The companies must create structures to fulfil their obligation to provide information in good time. In complicated cases, they may need up to two months to process requests; however, they will need to provide reasons for this extended period to the data subject. Companies that handle a wide range of personal data, such as banks or insurance companies, may under some circumstances require that a user specifies which data his or her request for information relates to.
When can users exercise their "right to be forgotten"?
Users can require the immediate deletion of personal data such as phone numbers or e-mail addresses if these have satisfied the original purpose of storage, if they have revoked their consent to the data processing or if their data have been unlawfully processed. If, for instance, data have been disseminated via the Internet, the company responsible will be required also to inform all the other bodies which are using these data or have disseminated them about the demand for the deletion. All links to the data in question and all copies thereof will then also have to be deleted.
To whom can users turn in the event of breaches of the data protection regulation?
If users suspect that their personal data are being unlawfully processed or have not or only partially been deleted, they can contact the data protection regulators. The regulator responsible is the supervisory authority of the federal state in which the company is headquartered. If the company is registered abroad, responsibility will rest with the national data protection authority. And there is an important innovation: In the future, not just the regulators but also private individuals will have the right to sue for material and non-material damage caused by the misuse or unauthorised use of their data. And, unlike in the past, the burden of proof will in future fall on the companies. These will in other words be forced to prove beyond all doubt that they have permission to process the data of the user.

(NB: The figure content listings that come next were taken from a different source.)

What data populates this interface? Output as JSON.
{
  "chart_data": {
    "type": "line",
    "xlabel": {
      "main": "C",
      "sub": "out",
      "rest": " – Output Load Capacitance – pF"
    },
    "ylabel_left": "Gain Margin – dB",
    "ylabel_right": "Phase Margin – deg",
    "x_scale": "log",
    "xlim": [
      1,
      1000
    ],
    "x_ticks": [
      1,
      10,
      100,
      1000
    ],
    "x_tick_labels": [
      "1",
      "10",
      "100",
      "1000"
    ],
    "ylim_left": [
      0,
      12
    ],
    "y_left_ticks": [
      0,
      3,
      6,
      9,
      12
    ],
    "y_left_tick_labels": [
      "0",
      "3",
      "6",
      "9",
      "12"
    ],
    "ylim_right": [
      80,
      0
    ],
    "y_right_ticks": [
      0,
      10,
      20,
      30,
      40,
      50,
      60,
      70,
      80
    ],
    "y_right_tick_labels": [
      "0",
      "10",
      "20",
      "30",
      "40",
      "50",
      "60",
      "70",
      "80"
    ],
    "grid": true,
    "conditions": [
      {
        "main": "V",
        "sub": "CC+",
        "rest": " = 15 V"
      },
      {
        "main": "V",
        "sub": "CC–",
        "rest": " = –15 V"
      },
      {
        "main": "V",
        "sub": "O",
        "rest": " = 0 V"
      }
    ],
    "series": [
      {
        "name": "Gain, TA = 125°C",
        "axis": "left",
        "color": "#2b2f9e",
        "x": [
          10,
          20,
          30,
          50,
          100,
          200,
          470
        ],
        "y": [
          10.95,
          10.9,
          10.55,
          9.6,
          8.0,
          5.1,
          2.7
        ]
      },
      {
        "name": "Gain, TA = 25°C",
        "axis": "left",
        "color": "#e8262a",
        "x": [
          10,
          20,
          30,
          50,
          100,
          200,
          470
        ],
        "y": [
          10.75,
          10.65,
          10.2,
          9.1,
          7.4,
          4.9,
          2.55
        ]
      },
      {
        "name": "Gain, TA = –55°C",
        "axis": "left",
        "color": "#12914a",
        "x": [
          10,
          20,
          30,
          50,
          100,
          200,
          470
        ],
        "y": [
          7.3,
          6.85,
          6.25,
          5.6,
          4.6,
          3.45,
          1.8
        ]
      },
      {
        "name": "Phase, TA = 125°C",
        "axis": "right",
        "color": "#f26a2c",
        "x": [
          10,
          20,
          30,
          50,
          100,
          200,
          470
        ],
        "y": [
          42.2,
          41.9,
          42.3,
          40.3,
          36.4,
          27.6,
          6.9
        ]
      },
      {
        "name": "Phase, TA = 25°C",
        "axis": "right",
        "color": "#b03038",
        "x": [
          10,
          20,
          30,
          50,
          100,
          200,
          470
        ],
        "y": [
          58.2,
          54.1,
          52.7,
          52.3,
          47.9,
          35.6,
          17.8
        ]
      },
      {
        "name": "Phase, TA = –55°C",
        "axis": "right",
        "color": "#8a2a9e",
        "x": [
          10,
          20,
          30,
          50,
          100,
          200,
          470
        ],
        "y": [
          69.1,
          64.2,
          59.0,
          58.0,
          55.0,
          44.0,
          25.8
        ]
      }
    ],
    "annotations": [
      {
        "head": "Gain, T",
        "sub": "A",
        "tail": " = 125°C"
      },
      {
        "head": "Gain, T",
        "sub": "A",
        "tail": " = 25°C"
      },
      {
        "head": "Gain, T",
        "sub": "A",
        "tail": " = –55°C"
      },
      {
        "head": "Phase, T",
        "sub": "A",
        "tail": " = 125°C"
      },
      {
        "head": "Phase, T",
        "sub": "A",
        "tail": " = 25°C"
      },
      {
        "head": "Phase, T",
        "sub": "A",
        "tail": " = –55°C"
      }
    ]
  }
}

What is the “right to data portability”, and in which cases will it benefit consumers?
Until now, anyone wishing to move from one streaming service or social network to another has had to start from scratch, in other words, to enter all their data right from the beginning. The GDPR is set to change all of that. Consumers will in the future be able to require services to provide their stored personal data in a machine-readable form and, if so requested, to transfer them directly to another provider. According to the Article 29 Group of European data protection officers, the aim is for this to make it easier to swap to smart energy meters or to change fitness trackers or music streaming services. This would make it possible to transfer playlists of your favourite songs to another provider just as easily as you would move your pedometer records or shift standing orders from one bank to another. The aim is to strengthen the freedom of choice for citizens, which has to date been thwarted by the high costs involved in changing providers.